Crisis of leadership in Pakistan-By Andleeb Abbas 1


AS the saying goes, ignorant are those who know the price of everything and the value of nothing — a true reflection of what is going on in the country.

We talk about saving, protecting and reforming the country; we put monetary estimates of $5bn to save us from bankruptcy and many more calculations of megawatts of energy and tax-to-GDP ratios to put us back on track, but are we again making the mistake of dealing with the symptoms and not the root cause of the disease?

Are we just looking at blocking the leakage without finding and repairing the hole that caused it? Or are we indulging in window dressing without working on the structure and foundation of the building which can collapse at the slightest tremor?

Perhaps this is the very reason that we as a country have always been on a socio-economic cliff ever since we were born. Fighting fires is an exercise which creates burnouts and incapacitates, creating chronic dependency on circumstances, other people’s help, luck and so on. How long can we survive this state of dependency is anybody’s guess.

In a country where the price of leadership is calculated in numeric terms, be it buying votes or seats in parliament or on the board of directors of major organisations, it is but natural that corruption becomes the modus operandi. It is ironic that Pakistani leaders are demanding proof of charges levelled by India following the Mumbai attacks when their own chief justice, despite allegations of abuse of authority in the case of his daughter’s exam grades, has been supported by the government.

References to injustice thus are not just a matter of media uproar but have deeper implications for building a disrespectful image of a country where people in position are above the law. The Mumbai attacks have resulted in resignations by officials in India, an attack on the Marriott hotel in Pakistan has not. Neither do the daily bombings in the northern areas prompt our interior, law or other ministries to accept responsibility. The price of injustice has eroded the values of merit, fairness and equality which are key to building secure and peaceful societies.

The tactless handling of the Mumbai conflict is a bitter reflection of the poor ability of our leaders to handle rhetoric. With India pointing fingers and framing punches and heaping accusations on Pakistan, Pakistan’s apologetic and slow-motion responses have given confidence to others to take advantage of the lame handling of the situation.

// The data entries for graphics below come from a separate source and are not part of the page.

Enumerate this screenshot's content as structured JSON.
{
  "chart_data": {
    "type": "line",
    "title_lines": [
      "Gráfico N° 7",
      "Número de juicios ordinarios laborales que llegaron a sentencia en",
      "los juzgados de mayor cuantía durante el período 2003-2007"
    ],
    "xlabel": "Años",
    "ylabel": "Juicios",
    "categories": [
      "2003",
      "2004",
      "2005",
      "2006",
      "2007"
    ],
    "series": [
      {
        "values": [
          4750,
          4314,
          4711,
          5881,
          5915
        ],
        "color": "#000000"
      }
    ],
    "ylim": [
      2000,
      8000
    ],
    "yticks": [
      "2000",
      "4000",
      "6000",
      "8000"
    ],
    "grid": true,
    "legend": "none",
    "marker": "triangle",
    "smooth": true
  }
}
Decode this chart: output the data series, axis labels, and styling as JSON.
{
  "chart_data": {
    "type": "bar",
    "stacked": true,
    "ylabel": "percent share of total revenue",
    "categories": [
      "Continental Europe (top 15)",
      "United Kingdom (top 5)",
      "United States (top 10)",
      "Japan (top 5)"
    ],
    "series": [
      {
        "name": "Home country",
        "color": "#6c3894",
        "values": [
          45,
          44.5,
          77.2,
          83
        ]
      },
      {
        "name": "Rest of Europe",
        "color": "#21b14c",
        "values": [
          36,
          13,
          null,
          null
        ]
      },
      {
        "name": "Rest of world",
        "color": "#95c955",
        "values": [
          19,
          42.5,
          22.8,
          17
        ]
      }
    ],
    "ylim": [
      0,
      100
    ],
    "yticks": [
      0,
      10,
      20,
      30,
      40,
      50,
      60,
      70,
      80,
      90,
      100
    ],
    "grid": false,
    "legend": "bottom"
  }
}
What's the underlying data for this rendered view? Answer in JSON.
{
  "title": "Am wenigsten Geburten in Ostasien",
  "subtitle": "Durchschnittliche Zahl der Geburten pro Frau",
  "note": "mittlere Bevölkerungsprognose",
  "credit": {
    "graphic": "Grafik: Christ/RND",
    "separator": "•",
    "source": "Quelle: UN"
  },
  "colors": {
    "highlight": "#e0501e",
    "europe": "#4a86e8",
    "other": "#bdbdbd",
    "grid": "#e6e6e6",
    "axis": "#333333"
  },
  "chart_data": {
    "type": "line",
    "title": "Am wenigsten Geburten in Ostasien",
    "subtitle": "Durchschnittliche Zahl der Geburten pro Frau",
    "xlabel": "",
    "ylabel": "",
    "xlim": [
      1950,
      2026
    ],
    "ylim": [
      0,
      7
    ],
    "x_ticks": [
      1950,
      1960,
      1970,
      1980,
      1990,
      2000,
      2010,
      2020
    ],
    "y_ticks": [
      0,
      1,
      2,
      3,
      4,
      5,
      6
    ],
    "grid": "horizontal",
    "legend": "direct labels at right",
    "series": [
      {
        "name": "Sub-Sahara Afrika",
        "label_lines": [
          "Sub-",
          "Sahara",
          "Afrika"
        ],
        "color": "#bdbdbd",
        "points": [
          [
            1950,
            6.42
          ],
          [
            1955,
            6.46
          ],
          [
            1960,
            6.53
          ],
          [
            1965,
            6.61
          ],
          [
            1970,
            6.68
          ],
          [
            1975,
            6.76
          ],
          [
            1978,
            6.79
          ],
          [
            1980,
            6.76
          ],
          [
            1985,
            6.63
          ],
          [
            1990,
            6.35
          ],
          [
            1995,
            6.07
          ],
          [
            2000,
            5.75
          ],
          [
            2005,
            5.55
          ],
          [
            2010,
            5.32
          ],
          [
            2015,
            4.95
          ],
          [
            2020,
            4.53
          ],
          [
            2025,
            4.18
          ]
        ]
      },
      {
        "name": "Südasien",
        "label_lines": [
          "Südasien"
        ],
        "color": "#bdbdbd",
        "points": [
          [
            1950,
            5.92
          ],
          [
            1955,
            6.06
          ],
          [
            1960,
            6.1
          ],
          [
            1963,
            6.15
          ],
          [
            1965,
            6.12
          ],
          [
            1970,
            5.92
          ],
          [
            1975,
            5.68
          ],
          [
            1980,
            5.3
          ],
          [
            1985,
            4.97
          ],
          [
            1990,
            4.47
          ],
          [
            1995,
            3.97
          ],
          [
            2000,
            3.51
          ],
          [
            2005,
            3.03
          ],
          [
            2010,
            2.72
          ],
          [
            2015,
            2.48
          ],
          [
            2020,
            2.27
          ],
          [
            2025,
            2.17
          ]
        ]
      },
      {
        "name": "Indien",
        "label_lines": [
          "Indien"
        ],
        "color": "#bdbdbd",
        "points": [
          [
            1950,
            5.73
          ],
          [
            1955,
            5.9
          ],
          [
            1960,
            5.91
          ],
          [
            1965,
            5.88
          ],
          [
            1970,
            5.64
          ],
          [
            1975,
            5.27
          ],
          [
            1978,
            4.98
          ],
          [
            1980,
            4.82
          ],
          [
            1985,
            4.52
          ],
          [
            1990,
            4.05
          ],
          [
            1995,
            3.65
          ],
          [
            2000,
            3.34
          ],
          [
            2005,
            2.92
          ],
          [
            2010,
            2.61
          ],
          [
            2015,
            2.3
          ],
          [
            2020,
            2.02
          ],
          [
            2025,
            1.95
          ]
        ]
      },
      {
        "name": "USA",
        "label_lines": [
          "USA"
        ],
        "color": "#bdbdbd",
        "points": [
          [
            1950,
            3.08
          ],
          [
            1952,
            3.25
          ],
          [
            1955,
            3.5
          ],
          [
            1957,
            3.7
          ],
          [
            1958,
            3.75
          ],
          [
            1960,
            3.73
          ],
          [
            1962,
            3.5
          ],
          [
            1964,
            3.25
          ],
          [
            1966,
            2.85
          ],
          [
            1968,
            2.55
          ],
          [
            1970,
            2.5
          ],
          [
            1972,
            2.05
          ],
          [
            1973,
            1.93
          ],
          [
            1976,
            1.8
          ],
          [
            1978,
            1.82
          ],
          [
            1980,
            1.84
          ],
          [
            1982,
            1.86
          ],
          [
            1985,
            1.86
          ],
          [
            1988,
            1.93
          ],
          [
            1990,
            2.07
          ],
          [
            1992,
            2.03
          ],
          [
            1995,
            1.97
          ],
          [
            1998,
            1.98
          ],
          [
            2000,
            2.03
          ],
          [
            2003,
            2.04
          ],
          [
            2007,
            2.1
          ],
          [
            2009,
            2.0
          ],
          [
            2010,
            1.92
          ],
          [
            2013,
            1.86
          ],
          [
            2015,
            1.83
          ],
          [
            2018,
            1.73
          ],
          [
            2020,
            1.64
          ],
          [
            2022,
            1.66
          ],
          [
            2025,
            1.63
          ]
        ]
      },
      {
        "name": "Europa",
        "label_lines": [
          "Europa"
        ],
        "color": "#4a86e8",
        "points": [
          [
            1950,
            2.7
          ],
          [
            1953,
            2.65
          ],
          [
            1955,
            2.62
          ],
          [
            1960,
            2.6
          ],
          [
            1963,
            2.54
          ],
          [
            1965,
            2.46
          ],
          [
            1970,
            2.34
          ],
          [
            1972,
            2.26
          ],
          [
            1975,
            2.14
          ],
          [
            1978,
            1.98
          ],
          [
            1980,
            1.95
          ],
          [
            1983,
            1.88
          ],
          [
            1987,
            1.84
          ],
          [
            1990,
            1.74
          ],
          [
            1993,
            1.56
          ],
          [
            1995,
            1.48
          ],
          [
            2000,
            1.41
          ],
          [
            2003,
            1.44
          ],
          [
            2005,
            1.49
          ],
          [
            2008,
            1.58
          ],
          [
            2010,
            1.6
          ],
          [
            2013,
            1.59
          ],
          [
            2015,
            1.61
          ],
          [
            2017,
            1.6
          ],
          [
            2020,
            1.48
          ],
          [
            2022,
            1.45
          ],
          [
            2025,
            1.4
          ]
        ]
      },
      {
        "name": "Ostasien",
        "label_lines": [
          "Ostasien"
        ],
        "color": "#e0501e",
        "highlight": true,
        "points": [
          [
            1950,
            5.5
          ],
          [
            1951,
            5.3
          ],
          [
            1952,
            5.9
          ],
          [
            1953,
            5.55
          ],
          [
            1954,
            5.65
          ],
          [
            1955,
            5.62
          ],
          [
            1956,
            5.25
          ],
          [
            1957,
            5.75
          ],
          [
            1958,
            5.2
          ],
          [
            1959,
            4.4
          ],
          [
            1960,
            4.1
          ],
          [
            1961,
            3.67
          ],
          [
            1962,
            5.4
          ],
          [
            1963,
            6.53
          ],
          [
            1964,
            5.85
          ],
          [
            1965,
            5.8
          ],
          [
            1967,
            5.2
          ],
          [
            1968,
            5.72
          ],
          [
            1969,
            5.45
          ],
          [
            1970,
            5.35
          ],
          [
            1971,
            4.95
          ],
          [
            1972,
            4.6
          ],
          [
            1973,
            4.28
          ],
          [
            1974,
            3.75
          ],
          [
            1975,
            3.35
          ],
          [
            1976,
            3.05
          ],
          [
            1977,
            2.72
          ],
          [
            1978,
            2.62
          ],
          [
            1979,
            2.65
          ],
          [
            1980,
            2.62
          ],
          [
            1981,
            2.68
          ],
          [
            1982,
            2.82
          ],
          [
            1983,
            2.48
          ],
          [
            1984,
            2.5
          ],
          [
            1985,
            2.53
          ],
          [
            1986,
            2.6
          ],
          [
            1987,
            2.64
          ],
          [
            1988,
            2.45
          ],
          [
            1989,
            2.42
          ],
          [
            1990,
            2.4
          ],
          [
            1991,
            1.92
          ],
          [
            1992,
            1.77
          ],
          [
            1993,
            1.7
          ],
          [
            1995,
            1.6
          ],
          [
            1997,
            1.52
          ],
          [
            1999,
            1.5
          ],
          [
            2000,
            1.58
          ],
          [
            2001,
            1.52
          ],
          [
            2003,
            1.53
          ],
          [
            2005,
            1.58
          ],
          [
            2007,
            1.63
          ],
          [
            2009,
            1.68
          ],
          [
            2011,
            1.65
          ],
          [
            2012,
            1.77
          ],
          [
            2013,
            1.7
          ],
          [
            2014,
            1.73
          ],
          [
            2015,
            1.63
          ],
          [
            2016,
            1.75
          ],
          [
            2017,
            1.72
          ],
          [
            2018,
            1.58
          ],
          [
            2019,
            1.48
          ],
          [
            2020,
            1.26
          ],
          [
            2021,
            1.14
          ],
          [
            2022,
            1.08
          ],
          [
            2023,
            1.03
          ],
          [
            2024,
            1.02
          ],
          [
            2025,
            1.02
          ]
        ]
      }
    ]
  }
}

With absolutely no strategy to respond to the Indian attacks via media and the international channels, we have successfully portrayed the image of an apologetic country that is there to be blamed for all that is wrong anywhere in the world. So far the sequence goes as follows: India levels accusations, Pakistan gives a mumbling denial; India uses America to turn the accusations into a threat; Pakistani leaders give loud media statements against the threat yet do exactly what others want it to.

The reason for this strategy paralysis is twofold: one is lack of clarity and the other the absence of courage. A clear-cut response strategy needs talent and communication ability in our information and planning wings which appear to be sadly lacking as the ineffective and meaningless vocabulary emanating from here shows. The other problem is lack of courage to take on America. It is not the Indian propaganda which makes our leaders shiver, but the strength of American support to New Delhi. This lack of courage stems from the fact that many in the corridors of power have agendas which need America’s political blessings. In return, they are willing to compromise on national interest. The price of holding on to their positions is traded with the value of freedom and self-respect of the country.

Apathy and avoidance are lethal combinations to spread despair and hopelessness. Apparently oblivious of the grave situation at home, the president is often seen out of the country rather than developing a strategic response to the multiple crises the country faces. In this context one can mention the violation of Pakistani airspace by Indian war planes that were explained away as a ‘technical’ mistake by the government. And it took much public uproar for a protest to be lodged with the Indian High Commission.

This apathy was further reinforced by the half-heartedness with which the government complied with UN instructions to take action against certain suspect organisations in Pakistan, thus giving room to Indian allegations. Even allies like China were not with us, such is the disregard for national priorities.

When a nation does not stand for something, it can fall for anything. Unfortunately the lack of character and values displayed in our decision-making brass has made Pakistan the favourite target of all. Be it America or Britain, India or Afghanistan, they are all taking advantage of leaders among whom many lack character.

The silver lining in these clouds of doom is that they have exposed their true colours. As a nation there is an increasing consensus that we need leaders who restore the self-respect and identity of our country. Thus it just maybe the end of despair and the beginning of hope that we will choose leaders whose values and character are based on substance and not mere style; whose actions speak louder than words; and who have the vision and passion to restore the dignity and sanctity of the country.

The writer is a consultant and CEO of FranklinCovey.